Real wages from 2007 to 2015 fell despite more jobs, says TUC
Data parsed by the Trades Union Congress (TUC) shows how wages fell 10.4 per cent between 2007 and 2015 – the biggest drop of any OECD country.
Meanwhile, wages grew by 23 per cent in Poland, 13.9 per cent in Germany and 10.5 per cent in France, with an OECD average rise of 6.7 per cent.
Only three OECD countries saw real wages fall: Greece, Portugal – economies ravaged by the financial crisis – and the United Kingdom.
The government has hailed growing employment rates since 2007-8, but today’s analysis shows this has not meant higher real wages for UK workers.
Germany, Hungary and Poland have boosted employment even more, and seen a rise in real wages at the same time.
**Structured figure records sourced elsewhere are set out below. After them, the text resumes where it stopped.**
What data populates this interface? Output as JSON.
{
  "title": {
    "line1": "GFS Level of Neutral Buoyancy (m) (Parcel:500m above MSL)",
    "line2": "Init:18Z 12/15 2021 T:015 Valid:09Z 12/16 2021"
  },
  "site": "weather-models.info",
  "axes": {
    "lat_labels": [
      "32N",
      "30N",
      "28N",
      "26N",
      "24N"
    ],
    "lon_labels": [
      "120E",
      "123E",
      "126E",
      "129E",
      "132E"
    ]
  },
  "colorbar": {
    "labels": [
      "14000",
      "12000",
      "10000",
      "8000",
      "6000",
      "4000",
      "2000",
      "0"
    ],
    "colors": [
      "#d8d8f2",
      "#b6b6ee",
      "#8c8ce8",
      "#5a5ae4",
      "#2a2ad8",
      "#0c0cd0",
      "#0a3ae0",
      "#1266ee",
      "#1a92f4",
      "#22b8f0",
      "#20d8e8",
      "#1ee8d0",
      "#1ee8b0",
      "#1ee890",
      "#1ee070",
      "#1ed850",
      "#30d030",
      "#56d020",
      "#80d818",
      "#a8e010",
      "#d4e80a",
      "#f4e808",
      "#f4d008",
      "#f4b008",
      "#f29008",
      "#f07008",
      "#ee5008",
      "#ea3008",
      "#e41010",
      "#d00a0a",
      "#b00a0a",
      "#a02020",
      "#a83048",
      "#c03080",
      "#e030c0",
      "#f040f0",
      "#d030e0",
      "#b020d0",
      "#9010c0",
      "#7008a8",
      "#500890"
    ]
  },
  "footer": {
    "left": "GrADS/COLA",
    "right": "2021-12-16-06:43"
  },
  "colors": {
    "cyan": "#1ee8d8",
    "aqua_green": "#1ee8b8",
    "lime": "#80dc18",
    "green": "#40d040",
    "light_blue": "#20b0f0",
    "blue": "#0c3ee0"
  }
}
Poverty has also remained steady in the UK, with two thirds of children in poverty living in working households, according to the IFS.
Frances O’Grady, TUC General Secretary, said:
‘Wages fell off the cliff after the financial crisis, and have barely begun to recover.
As the Bank of England recently argued, the majority of UK households have endured a ‘lost decade of income’.’
‘This analysis shows why the government needs to invest in large infrastructure projects to create more decent, well-paid jobs.
Other countries have shown that it is possible to increase employment and living standards at the same time.’